François Hollande believes that France cannot be reformed by frontal assault but only by incremental changes, agreed by broad consensus. His apologists say that he will turn out to be a Sarkozy in reverse: a quiet man who gets things done quietly; rather than a noisy man who gets little done noisily.
The labour market reforms agreed in the spring by negotiations between employers and moderate unions, refereed by the government, may seem modest. In French terms, they are modestly revolutionary: a move away from the rigidity of the French hiring and firing system towards a Scandinavian model of "flexisecurity", which balances employers' interests and workers' rights.
The President is now trying to push the "social partners" towards an equally historic compromise on the future of the state's pension system.
Mr Hollande's government is the first French administration in 40 years to reduce seriously state debt. It has mostly done so by raising taxes (some of which have yet to take effect). In theory, the sprawling French state apparatus will begin to feel the pain of cuts next year.
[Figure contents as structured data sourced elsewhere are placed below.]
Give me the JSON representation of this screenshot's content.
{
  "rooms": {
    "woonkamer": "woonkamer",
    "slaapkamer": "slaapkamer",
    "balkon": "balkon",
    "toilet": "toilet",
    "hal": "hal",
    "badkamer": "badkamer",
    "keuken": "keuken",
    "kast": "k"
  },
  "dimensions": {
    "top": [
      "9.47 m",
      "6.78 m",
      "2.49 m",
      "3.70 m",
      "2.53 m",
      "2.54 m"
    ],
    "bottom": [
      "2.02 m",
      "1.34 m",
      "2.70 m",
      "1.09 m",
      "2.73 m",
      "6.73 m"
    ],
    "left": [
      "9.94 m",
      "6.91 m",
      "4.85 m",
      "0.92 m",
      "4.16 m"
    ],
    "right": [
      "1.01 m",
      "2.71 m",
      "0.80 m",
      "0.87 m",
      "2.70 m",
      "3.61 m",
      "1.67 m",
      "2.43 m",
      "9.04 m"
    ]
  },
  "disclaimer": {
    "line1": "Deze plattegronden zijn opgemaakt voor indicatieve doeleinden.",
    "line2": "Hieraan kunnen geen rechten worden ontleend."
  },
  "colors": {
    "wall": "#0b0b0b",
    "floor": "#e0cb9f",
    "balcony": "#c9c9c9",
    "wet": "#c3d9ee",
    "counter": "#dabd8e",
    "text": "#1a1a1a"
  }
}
If the economy continues to recover, the government's task will be easier. If it stutters, the Finance Minister, Pierre Moscovici, will face the difficult job of trying to keep within the somewhat relaxed eurozone deficit guidelines without steep new rises in taxes. He made the startling discovery last week that France is overtaxed and admitted that new hikes would be counterproductive.
The "2025" seminar, stripped of its failed PR wrapping, can also be seen as part of Mr Hollande's gentle nudge, or plodding, approach to reform.
France is often accused of wanting to turn its back on a globalised world. The Elysée Palace says that the "France of 2025" exercise, to be completed by the end of the year, will prepare French public opinion for the difficulties that lie ahead.
One official said: "The intention is to look at the challenges we face so we don't miss the train to the future: to start work now on the strategic choices which will give new momentum to our nation and allow the French to feel confident in their future."
This is not a return to "Colbertist" state-planning, says Mr Pisani-Ferry, France's "Monsieur Futur". France can no longer plan its future alone. "We have to decide how we are going to climb aboard a process of globalisation which we will not be piloting," he said.
Three main areas for discussion were identified last week. In the face of growing nationalism and "sovereigntism" (including several Eurosceptic statements by Mr Hollande), what should be France's future role in Europe? Which industrial sectors should be encouraged and given limited state cash? How can France become more peaceful internally in the face of worsening social and racial divisions?
Looking forward 12 years may not be as dotty as it seems. All the same, François Hollande's presidency will be defined in the next four months. If growth falters and unemployment continues to increase beyond January, the results in next spring's municipal and European elections will be calamitous. If so, Mr Hollande's experiment in consensual, muddle-along reform could come to a crashing end long before 2025.